Why don't you get an ac signal source, attenuate it 500:1 with a 499 ohm resistor and a 1 ohm resistor and insert this into one grounded element of the bridge. DC offset introduced can be countered with another 1 ohm resistor in the bottom leg of the other grounded element.
Also shown is a method that doesn't break-into the bridge - it applies a high value resistor across one of the grounded bridge elements in order to simulate a shift in bridge output. This can be controlled with a fet fed with a squarewave as shown. It's even possible to use an opto-coupler in this type of application should the return line of the bridge be very sensitive.
Now you can inject (say) 1kHz at a known measurable amplitude and see what comes out from the instrumentation amplifier. If the AC gain is fine then you have to look at the dc issues that may be causing your problem BUT until you rid yourself of the doubts about ac gain you might keep going round in circles.
I am quite a noob (I'm actually a programmer, not an electrical engineer!) - but I'm doing something similar and maybe my discoveries will help you out.
Firstly, I suggest you read this:
http://www.instructables.com/id/Arduino-Load-Cell-Scale/
Yes - it's for a 4-wire load cell, but it's very similar.
Also, read this:
http://airtripper.com/1626/arduino-load-cell-circuit-sketch-for-calibration-test/
FIRSTLY:
The big difference between these two articles, is the latter shows exciting the load cell from the INA125 voltage reference... NOT the arduino supply. I would strongly suggest doing this - as my readings significantly stabilised (improved from 50g fluctuation to only 5g!).
SECONDLY:
In your particular circuit, you cannot use pin 15 for your voltage reference (5v) -
Page 11 (section "Precision Voltage Reference") of the specification says "Positive supply voltage must be 1.25V above the desired reference voltage."
http://www.ti.com/lit/ds/symlink/ina125.pdf
This means that because your circuit supply is 5v, you can only use a voltage reference pin that is less than 5v-1.25v=3.75v.
(Why? It appears that the IC uses 1.25v to generate those reference voltages, meaning that the 5v and 10v pins will not actually be producing 5v and 10v for you!). That leaves only the 2.5v reference pin as a candidate. Unfortunately, that also means that if you use the same voltage reference as E+, you will be running your load sensor at 2.5v - which may not be enough excitation - you will need to read your load cell spec - but they usually want around 10v to really work well.
I originally made the same mistake, and used the 5v reference pin, with a circuit supply of 5v, but then I saw this on my scope:
That spike is a 100mV pulse every 200ms. With my calibrations, it resulted in 200g worth of error!! When I switched to the 2.5Vref, that spike went away.

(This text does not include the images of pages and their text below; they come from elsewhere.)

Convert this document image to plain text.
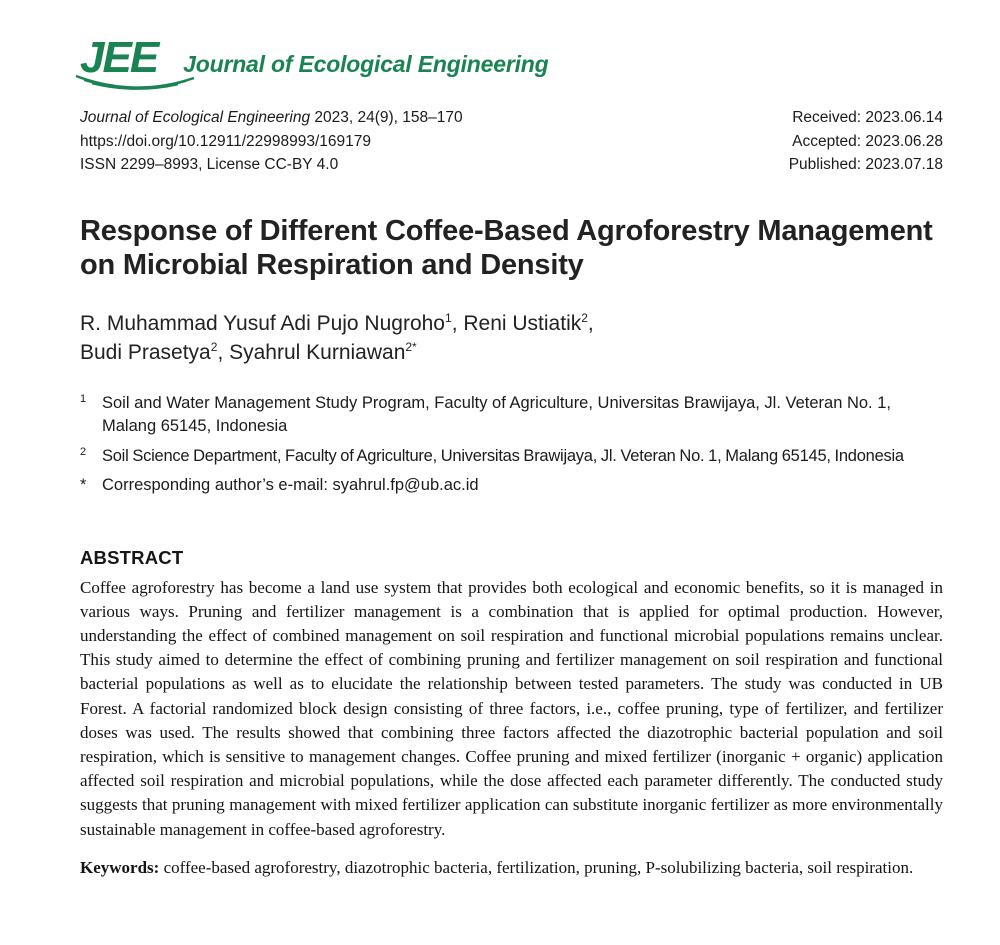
JEE	Journal of Ecological Engineering
Journal of Ecological Engineering 2023, 24(9), 158–170
https://doi.org/10.12911/22998993/169179
ISSN 2299–8993, License CC-BY 4.0
Received: 2023.06.14
Accepted: 2023.06.28
Published: 2023.07.18
Response of Different Coffee-Based Agroforestry Management
on Microbial Respiration and Density
R. Muhammad Yusuf Adi Pujo Nugroho$^1$, Reni Ustiatik$^2$,
Budi Prasetya$^2$, Syahrul Kurniawan$^{2*}$
1 Soil and Water Management Study Program, Faculty of Agriculture, Universitas Brawijaya, Jl. Veteran No. 1, Malang 65145, Indonesia
2 Soil Science Department, Faculty of Agriculture, Universitas Brawijaya, Jl. Veteran No. 1, Malang 65145, Indonesia
* Corresponding author’s e-mail: syahrul.fp@ub.ac.id
ABSTRACT
Coffee agroforestry has become a land use system that provides both ecological and economic benefits, so it is managed in various ways. Pruning and fertilizer management is a combination that is applied for optimal production. However, understanding the effect of combined management on soil respiration and functional microbial populations remains unclear. This study aimed to determine the effect of combining pruning and fertilizer management on soil respiration and functional bacterial populations as well as to elucidate the relationship between tested parameters. The study was conducted in UB Forest. A factorial randomized block design consisting of three factors, i.e., coffee pruning, type of fertilizer, and fertilizer doses was used. The results showed that combining three factors affected the diazotrophic bacterial population and soil respiration, which is sensitive to management changes. Coffee pruning and mixed fertilizer (inorganic + organic) application affected soil respiration and microbial populations, while the dose affected each parameter differently. The conducted study suggests that pruning management with mixed fertilizer application can substitute inorganic fertilizer as more environmentally sustainable management in coffee-based agroforestry.
Keywords: coffee-based agroforestry, diazotrophic bacteria, fertilization, pruning, P-solubilizing bacteria, soil respiration.
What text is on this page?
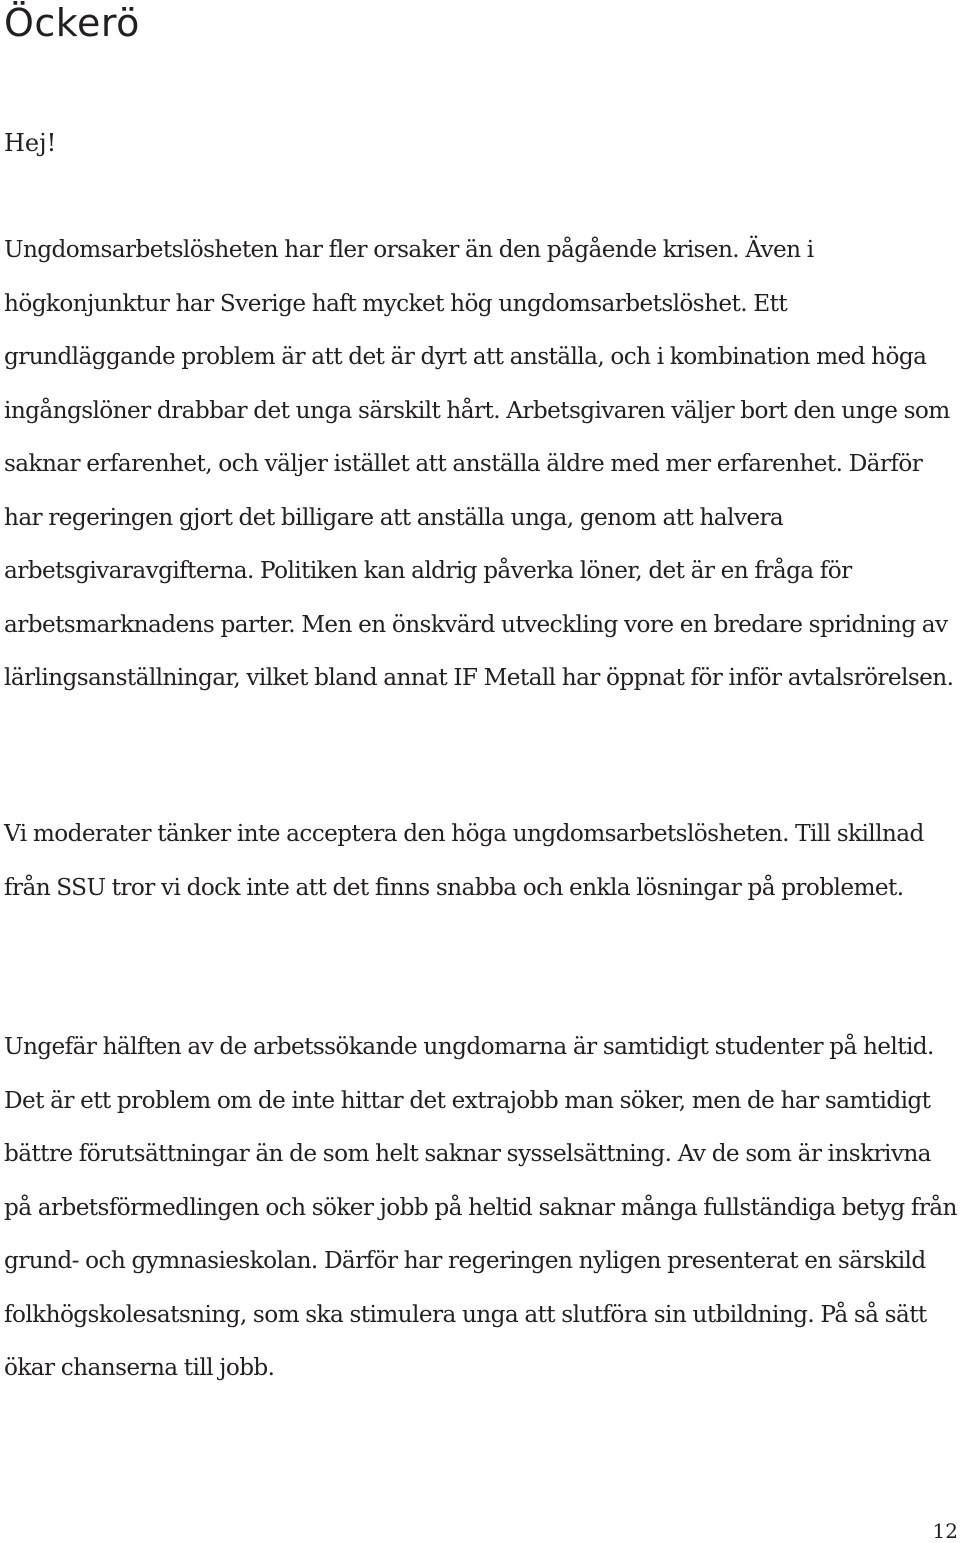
Öckerö

Hej!

Ungdomsarbetslösheten har fler orsaker än den pågående krisen. Även i högkonjunktur har Sverige haft mycket hög ungdomsarbetslöshet. Ett grundläggande problem är att det är dyrt att anställa, och i kombination med höga ingångslöner drabbar det unga särskilt hårt. Arbetsgivaren väljer bort den unge som saknar erfarenhet, och väljer istället att anställa äldre med mer erfarenhet. Därför har regeringen gjort det billigare att anställa unga, genom att halvera arbetsgivaravgifterna. Politiken kan aldrig påverka löner, det är en fråga för arbetsmarknadens parter. Men en önskvärd utveckling vore en bredare spridning av lärlingsanställningar, vilket bland annat IF Metall har öppnat för inför avtalsrörelsen.

Vi moderater tänker inte acceptera den höga ungdomsarbetslösheten. Till skillnad från SSU tror vi dock inte att det finns snabba och enkla lösningar på problemet.

Ungefär hälften av de arbetssökande ungdomarna är samtidigt studenter på heltid. Det är ett problem om de inte hittar det extrajobb man söker, men de har samtidigt bättre förutsättningar än de som helt saknar sysselsättning. Av de som är inskrivna på arbetsförmedlingen och söker jobb på heltid saknar många fullständiga betyg från grund- och gymnasieskolan. Därför har regeringen nyligen presenterat en särskild folkhögskolesatsning, som ska stimulera unga att slutföra sin utbildning. På så sätt ökar chanserna till jobb.

12
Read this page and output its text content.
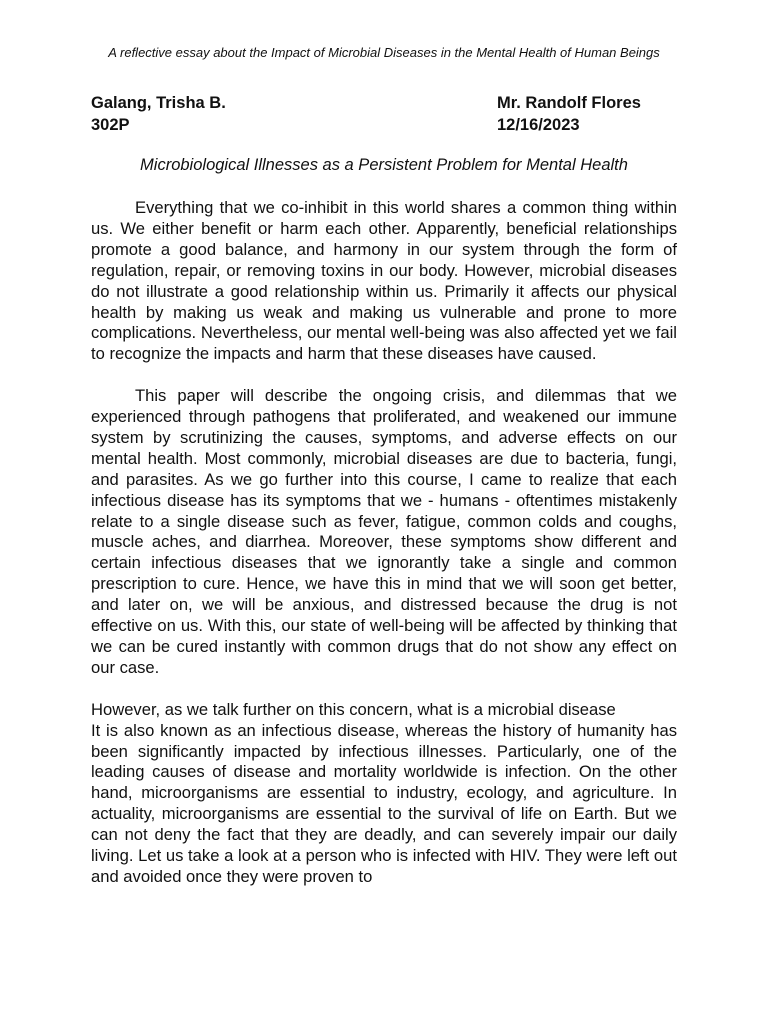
A reflective essay about the Impact of Microbial Diseases in the Mental Health of Human Beings
Galang, Trisha B.
302P
Mr. Randolf Flores
12/16/2023
Microbiological Illnesses as a Persistent Problem for Mental Health

Everything that we co-inhibit in this world shares a common thing within us. We either benefit or harm each other. Apparently, beneficial relationships promote a good balance, and harmony in our system through the form of regulation, repair, or removing toxins in our body. However, microbial diseases do not illustrate a good relationship within us. Primarily it affects our physical health by making us weak and making us vulnerable and prone to more complications. Nevertheless, our mental well-being was also affected yet we fail to recognize the impacts and harm that these diseases have caused.

This paper will describe the ongoing crisis, and dilemmas that we experienced through pathogens that proliferated, and weakened our immune system by scrutinizing the causes, symptoms, and adverse effects on our mental health. Most commonly, microbial diseases are due to bacteria, fungi, and parasites. As we go further into this course, I came to realize that each infectious disease has its symptoms that we - humans - oftentimes mistakenly relate to a single disease such as fever, fatigue, common colds and coughs, muscle aches, and diarrhea. Moreover, these symptoms show different and certain infectious diseases that we ignorantly take a single and common prescription to cure. Hence, we have this in mind that we will soon get better, and later on, we will be anxious, and distressed because the drug is not effective on us. With this, our state of well-being will be affected by thinking that we can be cured instantly with common drugs that do not show any effect on our case.

However, as we talk further on this concern, what is a microbial disease
It is also known as an infectious disease, whereas the history of humanity has been significantly impacted by infectious illnesses. Particularly, one of the leading causes of disease and mortality worldwide is infection. On the other hand, microorganisms are essential to industry, ecology, and agriculture. In actuality, microorganisms are essential to the survival of life on Earth. But we can not deny the fact that they are deadly, and can severely impair our daily living. Let us take a look at a person who is infected with HIV. They were left out and avoided once they were proven to
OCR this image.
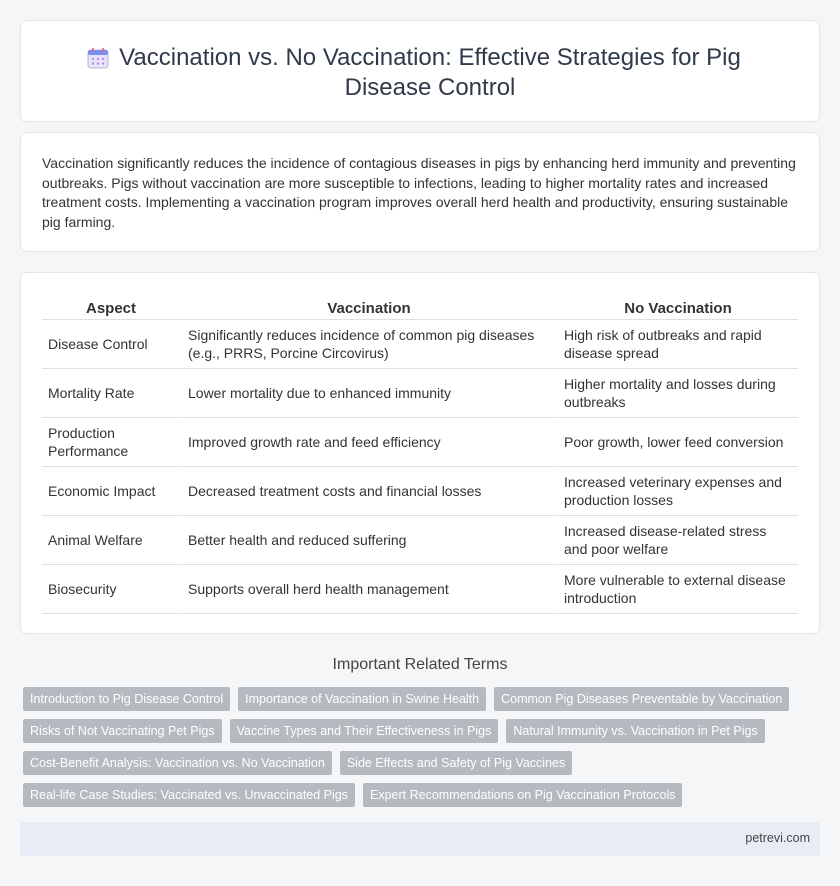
Vaccination vs. No Vaccination: Effective Strategies for Pig Disease Control

Vaccination significantly reduces the incidence of contagious diseases in pigs by enhancing herd immunity and preventing outbreaks. Pigs without vaccination are more susceptible to infections, leading to higher mortality rates and increased treatment costs. Implementing a vaccination program improves overall herd health and productivity, ensuring sustainable pig farming.

Aspect	Vaccination	No Vaccination
Disease Control	Significantly reduces incidence of common pig diseases (e.g., PRRS, Porcine Circovirus)	High risk of outbreaks and rapid disease spread
Mortality Rate	Lower mortality due to enhanced immunity	Higher mortality and losses during outbreaks
Production Performance	Improved growth rate and feed efficiency	Poor growth, lower feed conversion
Economic Impact	Decreased treatment costs and financial losses	Increased veterinary expenses and production losses
Animal Welfare	Better health and reduced suffering	Increased disease-related stress and poor welfare
Biosecurity	Supports overall herd health management	More vulnerable to external disease introduction
Important Related Terms
Introduction to Pig Disease Control	Importance of Vaccination in Swine Health	Common Pig Diseases Preventable by Vaccination
Risks of Not Vaccinating Pet Pigs	Vaccine Types and Their Effectiveness in Pigs	Natural Immunity vs. Vaccination in Pet Pigs
Cost-Benefit Analysis: Vaccination vs. No Vaccination	Side Effects and Safety of Pig Vaccines
Real-life Case Studies: Vaccinated vs. Unvaccinated Pigs	Expert Recommendations on Pig Vaccination Protocols
petrevi.com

SECONDLY: Why is your VrefOUT (pin 4) connected to your 5v supply? This pin should ONLY be connected to your VrefIN (pin 14 for 2.5v, pin 15 for 5v, pin 16 for 10v) AND your load cell E+.
Here is my understanding of what it's for...
The amplifier needs to have a consistent voltage reference, as the circuit supply may fluctuate throughout its life (i.e. depleting battery etc), so you need to give the INA125 a known voltage reference - luckily the INA125 produces 3 of them! (2.5, 5, and 10).
THIRDLY: your amplifier gain... I don't use Arduinos, but my analog inputs are referenced against 3.3v. My load cell produces about 4.1mv when loaded with 5kg - I needed to amplify that to near 3.3v, so my required gain was around 800!!
If your cell output and Arduino requirements are anywhere near mine - then your gain resistor is FAR too big. Mine was 75 ohms. With such a huge resistor, I would expect you to see no change on your analog input.
So, to summarise:
- Feed your load-cell E+ from your INA125P pin 4 - not your circuit supply. Pin 4 will be much smoother and more consistent.
- Don't connect your pin4 to your circuit supply (marked as 5v in your diagram). I don't know why you did this.
- You amplifier gain is probably too small, as a result of your gain resistor being far too large. If you can't be bothered calculating what resistor you need, grab a potentiometer in the range of 200R and play with it.
Best Answer
As on any instrumentation amplifier (INA), of which the AD620 is an example, you can't just leave the REF pin (pin 5) floating. The output voltage is relative to REF, and you need to measure the difference in voltage between the two pins.
Also, although the AD620 can operate at low voltage (5V supply), it is not a rail-to-rail device, either on input or output. The +IN, –IN, REF and OUTPUT pins all need to be away from the supply rails by anywhere from 1.1 to 1.9 volts. In other words, you won't get a 5V output swing from a device powered with 5V.
Look at Figure 38 in the datasheet (I added a link to your question). It shows one recommended way to connect the output of the AD620 directly to an ADC. Note that the voltage divider establishes a 1V usable output range while using a power supply of 5V.